Please use the newer version compute_rolling_window_function

Compute an aggregation function on one or more numeric columns over rolling/expanding/shrinking windows, optionally partitioned by other selected column(s). Boolean columns are accepted as well and are converted to numeric first.

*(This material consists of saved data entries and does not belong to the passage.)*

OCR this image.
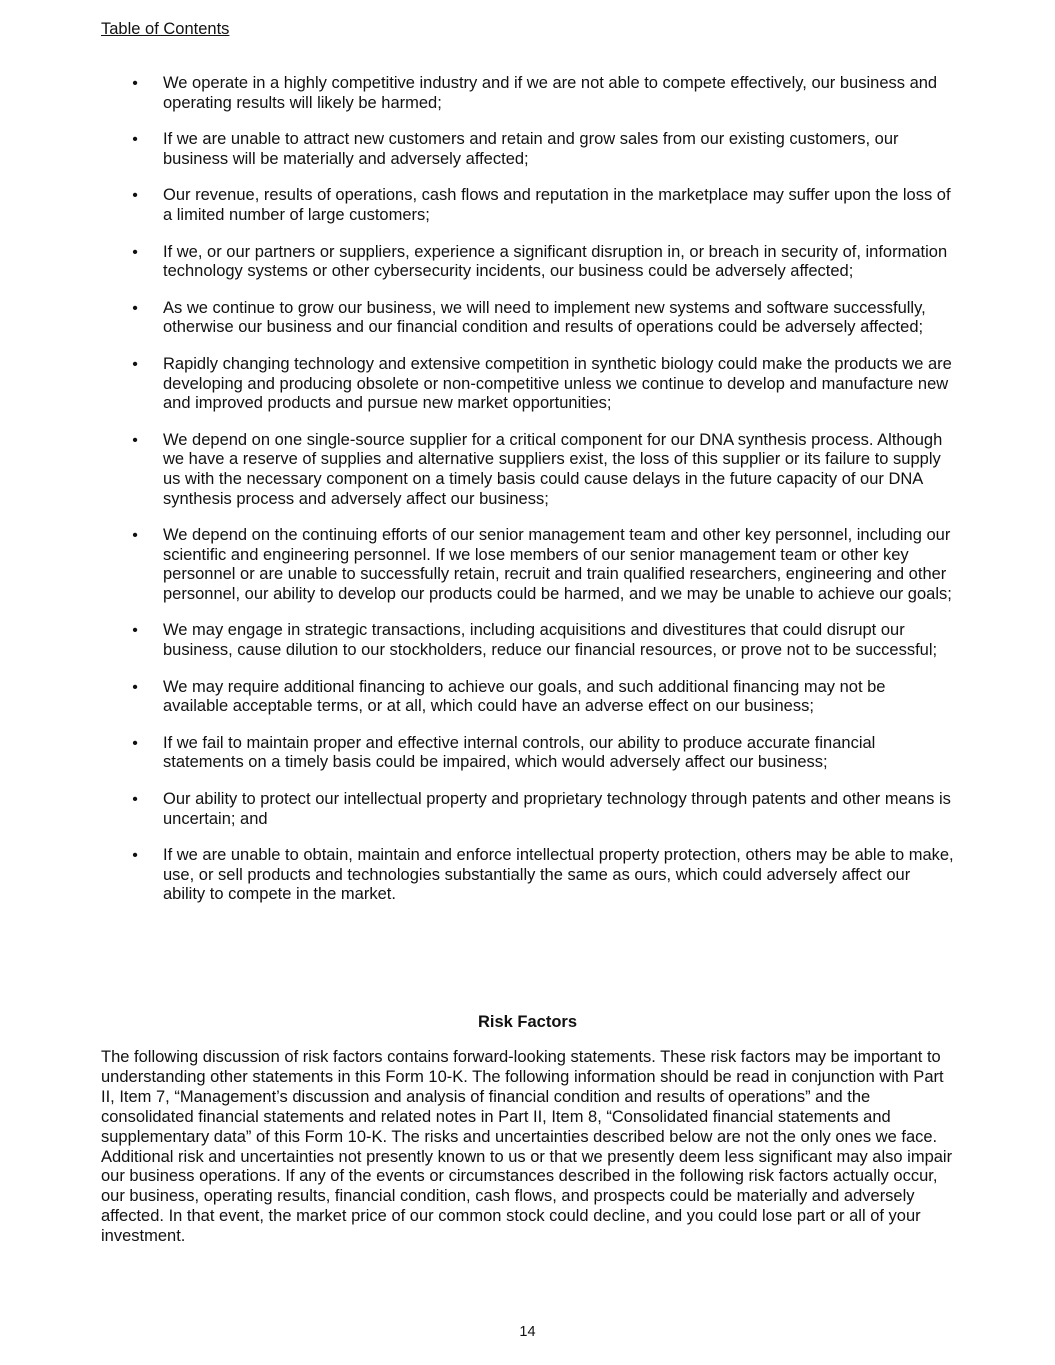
Table of Contents
• We operate in a highly competitive industry and if we are not able to compete effectively, our business and operating results will likely be harmed;
• If we are unable to attract new customers and retain and grow sales from our existing customers, our business will be materially and adversely affected;
• Our revenue, results of operations, cash flows and reputation in the marketplace may suffer upon the loss of a limited number of large customers;
• If we, or our partners or suppliers, experience a significant disruption in, or breach in security of, information technology systems or other cybersecurity incidents, our business could be adversely affected;
• As we continue to grow our business, we will need to implement new systems and software successfully, otherwise our business and our financial condition and results of operations could be adversely affected;
• Rapidly changing technology and extensive competition in synthetic biology could make the products we are developing and producing obsolete or non-competitive unless we continue to develop and manufacture new and improved products and pursue new market opportunities;
• We depend on one single-source supplier for a critical component for our DNA synthesis process. Although we have a reserve of supplies and alternative suppliers exist, the loss of this supplier or its failure to supply us with the necessary component on a timely basis could cause delays in the future capacity of our DNA synthesis process and adversely affect our business;
• We depend on the continuing efforts of our senior management team and other key personnel, including our scientific and engineering personnel. If we lose members of our senior management team or other key personnel or are unable to successfully retain, recruit and train qualified researchers, engineering and other personnel, our ability to develop our products could be harmed, and we may be unable to achieve our goals;
• We may engage in strategic transactions, including acquisitions and divestitures that could disrupt our business, cause dilution to our stockholders, reduce our financial resources, or prove not to be successful;
• We may require additional financing to achieve our goals, and such additional financing may not be available acceptable terms, or at all, which could have an adverse effect on our business;
• If we fail to maintain proper and effective internal controls, our ability to produce accurate financial statements on a timely basis could be impaired, which would adversely affect our business;
• Our ability to protect our intellectual property and proprietary technology through patents and other means is uncertain; and
• If we are unable to obtain, maintain and enforce intellectual property protection, others may be able to make, use, or sell products and technologies substantially the same as ours, which could adversely affect our ability to compete in the market.
Risk Factors

The following discussion of risk factors contains forward-looking statements. These risk factors may be important to understanding other statements in this Form 10-K. The following information should be read in conjunction with Part II, Item 7, “Management’s discussion and analysis of financial condition and results of operations” and the consolidated financial statements and related notes in Part II, Item 8, “Consolidated financial statements and supplementary data” of this Form 10-K. The risks and uncertainties described below are not the only ones we face. Additional risk and uncertainties not presently known to us or that we presently deem less significant may also impair our business operations. If any of the events or circumstances described in the following risk factors actually occur, our business, operating results, financial condition, cash flows, and prospects could be materially and adversely affected. In that event, the market price of our common stock could decline, and you could lose part or all of your investment.

14
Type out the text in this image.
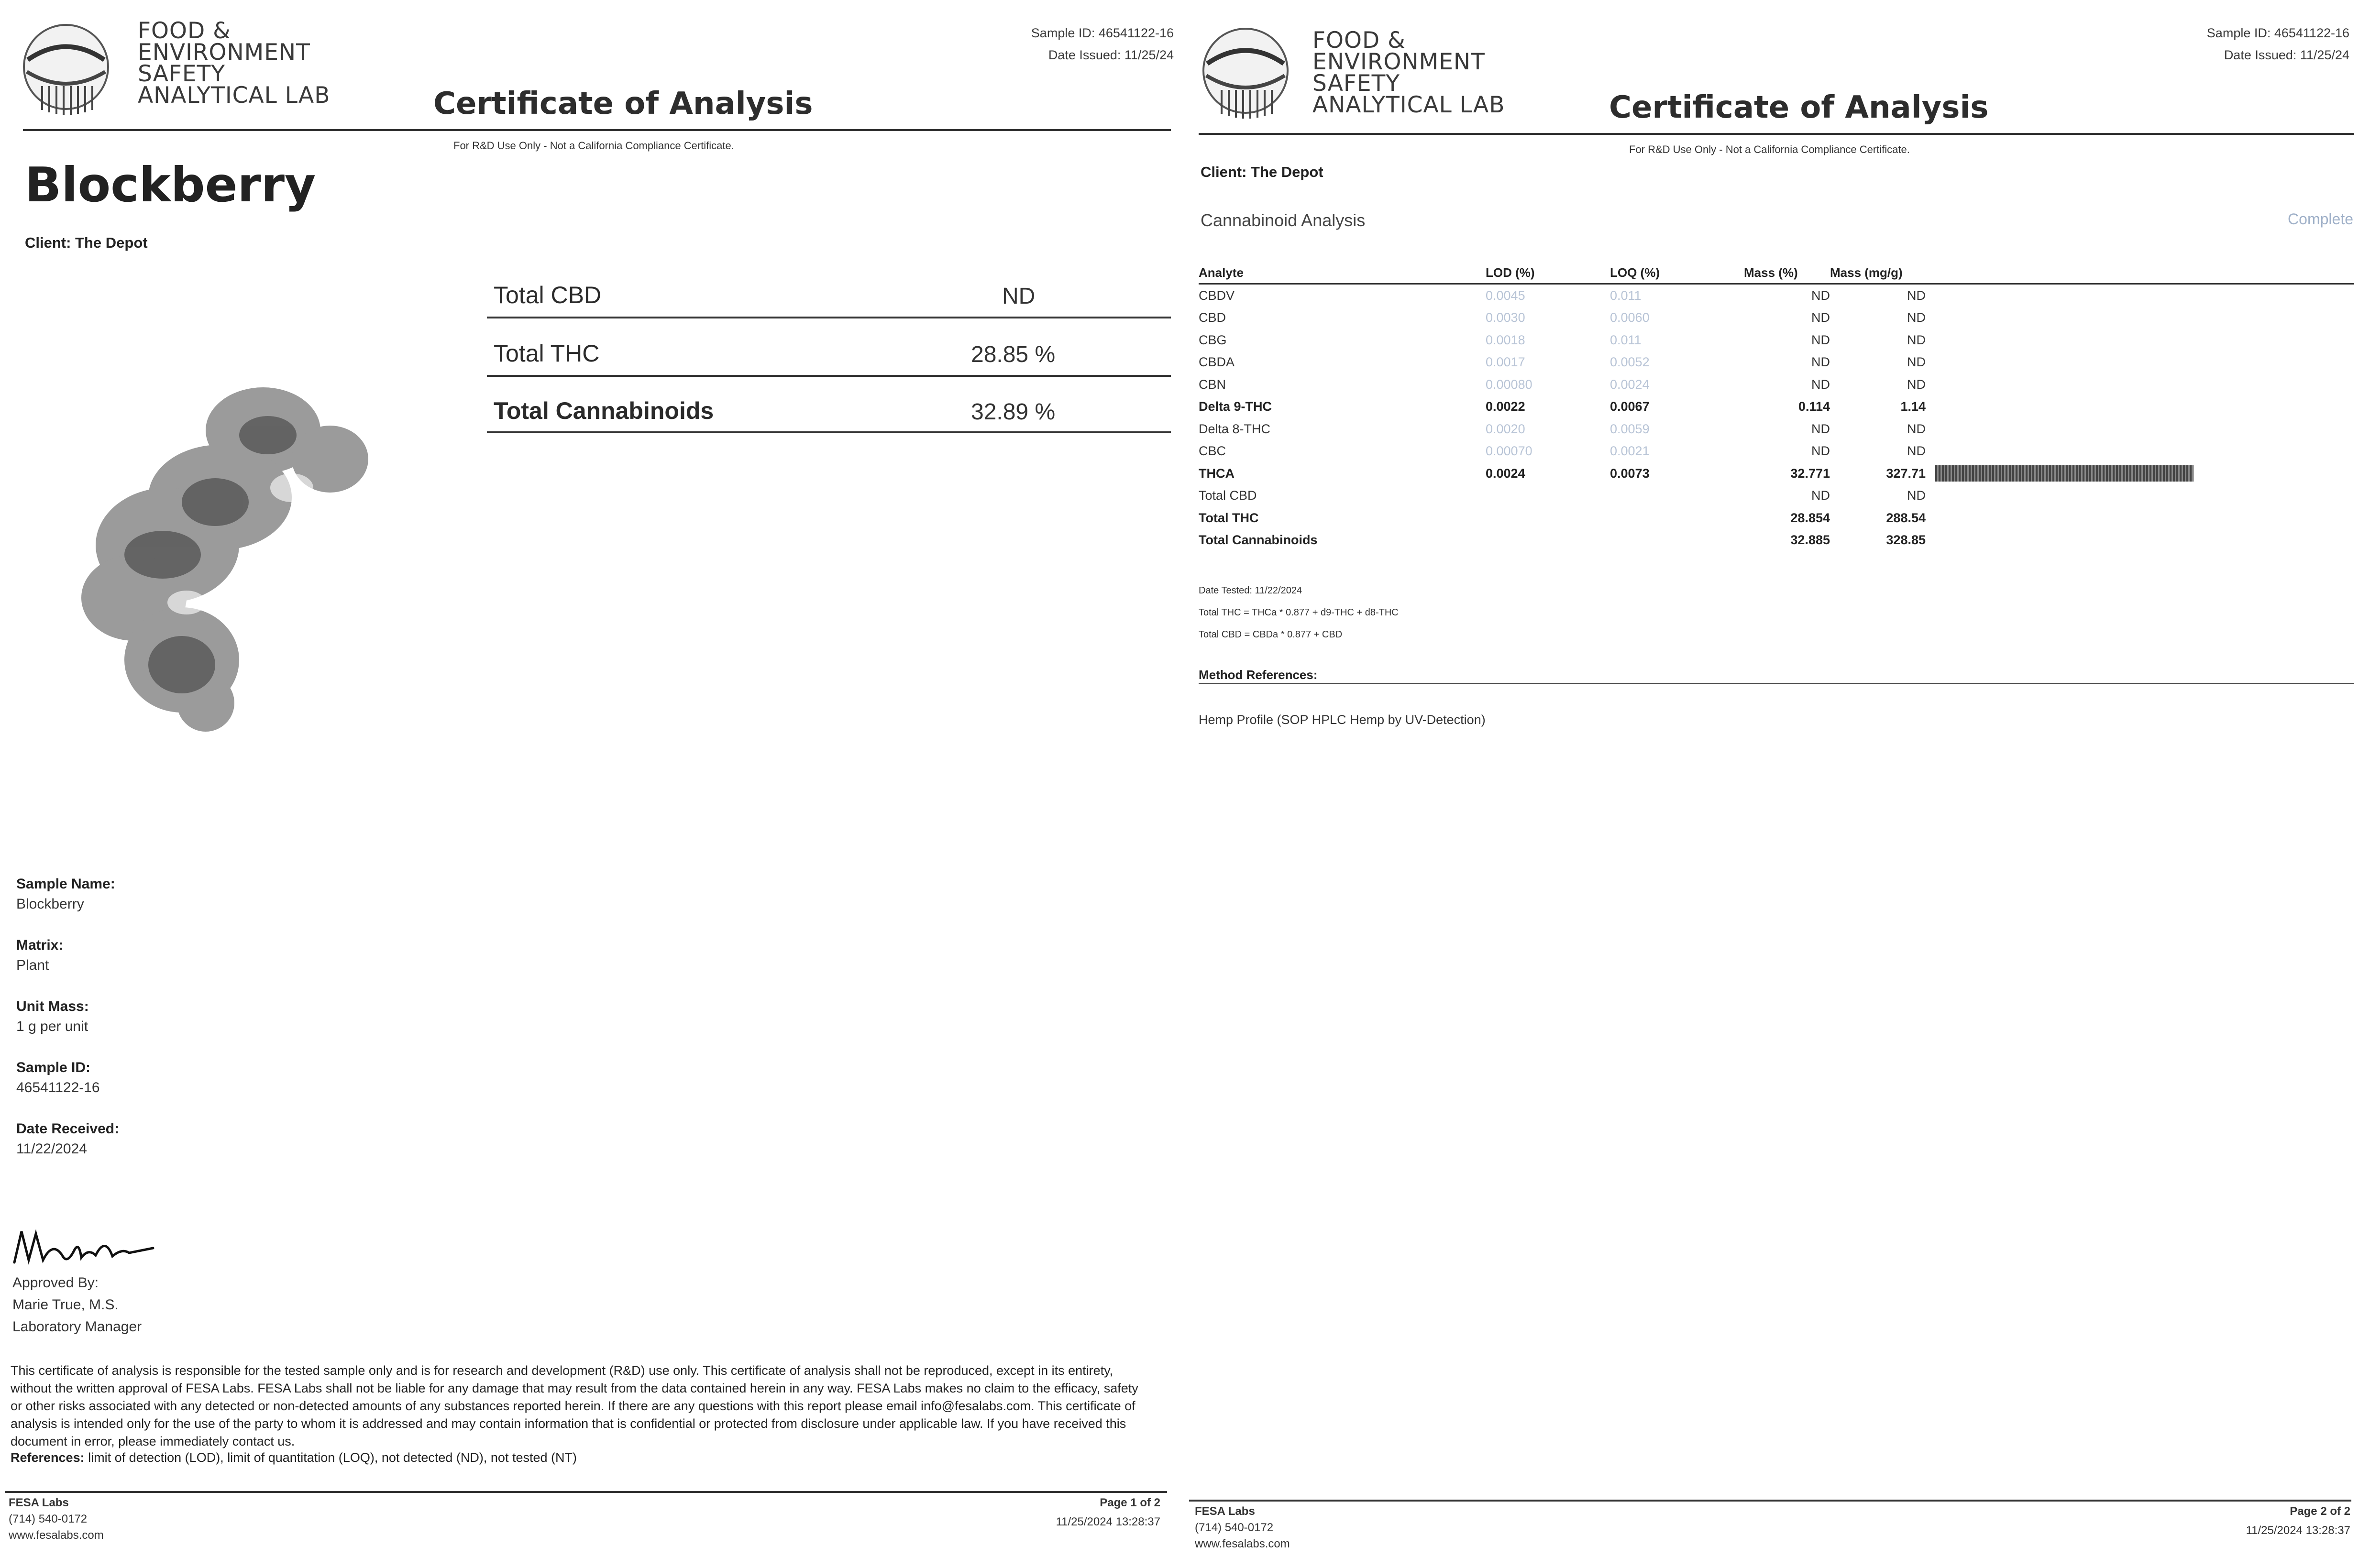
FOOD &
ENVIRONMENT
SAFETY
ANALYTICAL LAB
Sample ID: 46541122-16
Date Issued: 11/25/24
Certificate of Analysis
For R&D Use Only - Not a California Compliance Certificate.
Blockberry
Client: The Depot
Total CBD	ND
Total THC	28.85 %
Total Cannabinoids	32.89 %
Sample Name:
Blockberry
Matrix:
Plant
Unit Mass:
1 g per unit
Sample ID:
46541122-16
Date Received:
11/22/2024
Approved By:
Marie True, M.S.
Laboratory Manager
This certificate of analysis is responsible for the tested sample only and is for research and development (R&D) use only. This certificate of analysis shall not be reproduced, except in its entirety, without the written approval of FESA Labs. FESA Labs shall not be liable for any damage that may result from the data contained herein in any way. FESA Labs makes no claim to the efficacy, safety or other risks associated with any detected or non-detected amounts of any substances reported herein. If there are any questions with this report please email info@fesalabs.com. This certificate of analysis is intended only for the use of the party to whom it is addressed and may contain information that is confidential or protected from disclosure under applicable law. If you have received this document in error, please immediately contact us.
References: limit of detection (LOD), limit of quantitation (LOQ), not detected (ND), not tested (NT)
FESA Labs
(714) 540-0172
www.fesalabs.com
Page 1 of 2
11/25/2024 13:28:37
FOOD &
ENVIRONMENT
SAFETY
ANALYTICAL LAB
Sample ID: 46541122-16
Date Issued: 11/25/24
Certificate of Analysis
For R&D Use Only - Not a California Compliance Certificate.
Client: The Depot
Cannabinoid Analysis	Complete
Analyte	LOD (%)	LOQ (%)	Mass (%)	Mass (mg/g)	
CBDV	0.0045	0.011	ND	ND	
CBD	0.0030	0.0060	ND	ND	
CBG	0.0018	0.011	ND	ND	
CBDA	0.0017	0.0052	ND	ND	
CBN	0.00080	0.0024	ND	ND	
Delta 9-THC	0.0022	0.0067	0.114	1.14	
Delta 8-THC	0.0020	0.0059	ND	ND	
CBC	0.00070	0.0021	ND	ND	
THCA	0.0024	0.0073	32.771	327.71	

Total CBD			ND	ND	
Total THC			28.854	288.54	
Total Cannabinoids			32.885	328.85	
Date Tested: 11/22/2024
Total THC = THCa * 0.877 + d9-THC + d8-THC
Total CBD = CBDa * 0.877 + CBD
Method References:
Hemp Profile (SOP HPLC Hemp by UV-Detection)
FESA Labs
(714) 540-0172
www.fesalabs.com
Page 2 of 2
11/25/2024 13:28:37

Parameters	Parameter Description	Default	Parameter Type	Parameter Min	Parameter Max	Parameter Step
agg_function	Aggregation function applied to input column(s)		single-select
relative_error	Relative error for approximating median or a specific quantile. Must be no less than 0.001 for computational efficiency.		range	0.001	1.0	0.001
quantile_to_compute	Specify which quantile to compute for the quantile rolling function. Must be a number between 0 and 1.		range	0.0	1.0	0.05
window_start	Whether to set window start unbounded or a specified position relative to current row, with unbounded by default	unbounded	single-select
start_position	Position from which window starts, relative to the current row (0). Negative and positive numbers indicate the number of rows that precede and follow the current row respectively.		integer
window_end	Whether to set window end unbounded or a specified position relative to current row, with unbounded by default	unbounded	single-select
end_position	Position from which window ends, relative to the current row (0). Negative and positive numbers indicate the number of rows that precede and follow the current row respectively.		integer

Examples:

For example, given the following dataset

colour	animal	birth	qty
blue	cat	2019-01-01 00:00:00	0.9459212999951968
yellow	dog	2019-01-02 00:00:00	0.923807614788432
yellow	dog	2019-01-03 00:00:00	0.8160265494527545
blue	cat	2019-01-04 00:00:00	0.21414080632280563
yellow	dog	2019-01-05 00:00:00	0.31936422789647023
blue	dog	2019-01-06 00:00:00	0.8090282829464444
yellow	cat	2019-01-07 00:00:00	0.23359299737078676
yellow	cat	2019-01-08 00:00:00	0.9244320791985904
blue	cat	2019-01-09 00:00:00	0.6161751606853043
blue	cat	2019-01-10 00:00:00	0.26992044210702926
yellow	dog	2019-01-11 00:00:00	0.40755657119101496
yellow	cat	2019-01-12 00:00:00	0.11657357211440877
yellow	cat	2019-01-13 00:00:00	0.8757826191122454
yellow	cat	2019-01-14 00:00:00	0.3989306451516289
blue	dog	2019-01-15 00:00:00	0.09120177599596369
blue	dog	2019-01-16 00:00:00	0.8228651830898742
yellow	cat	2019-01-17 00:00:00	0.6855467490320383
blue	cat	2019-01-18 00:00:00	0.27373326299975465
yellow	cat	2019-01-19 00:00:00	0.10849671654816584
blue	cat	2019-01-20 00:00:00	0.27289802805739094

the result is

colour	animal	birth	qty	roll_qty
yellow	dog	2019-01-02 00:00:00	0.923807614788432	0.923807614788432
yellow	dog	2019-01-03 00:00:00	0.8160265494527545	1.7398341642411865
yellow	dog	2019-01-05 00:00:00	0.31936422789647023	2.059198392137657
yellow	dog	2019-01-11 00:00:00	0.40755657119101496	2.466754963328672
blue	cat	2019-01-01 00:00:00	0.9459212999951968	0.9459212999951968
blue	cat	2019-01-04 00:00:00	0.21414080632280563	1.1600621063180023
blue	cat	2019-01-09 00:00:00	0.6161751606853043	1.7762372670033066
blue	cat	2019-01-10 00:00:00	0.26992044210702926	2.046157709110336
blue	cat	2019-01-18 00:00:00	0.27373326299975465	2.31989097211009
blue	cat	2019-01-20 00:00:00	0.27289802805739094	2.592789000167481
blue	dog	2019-01-06 00:00:00	0.8090282829464444	0.8090282829464444
blue	dog	2019-01-15 00:00:00	0.09120177599596369	0.900230058942408
blue	dog	2019-01-16 00:00:00	0.8228651830898742	1.7230952420322823
yellow	cat	2019-01-07 00:00:00	0.23359299737078676	0.23359299737078676
yellow	cat	2019-01-08 00:00:00	0.9244320791985904	1.1580250765693771
yellow	cat	2019-01-12 00:00:00	0.11657357211440877	1.274598648683786
yellow	cat	2019-01-13 00:00:00	0.8757826191122454	2.1503812677960314
yellow	cat	2019-01-14 00:00:00	0.3989306451516289	2.5493119129476605
yellow	cat	2019-01-17 00:00:00	0.6855467490320383	3.2348586619796986
yellow	cat	2019-01-19 00:00:00	0.10849671654816584	3.3433553785278645

with input column qty, partitioned by colour and animal and ordered by birth for aggregation function sum, rolling window with unbounded start and current row as end.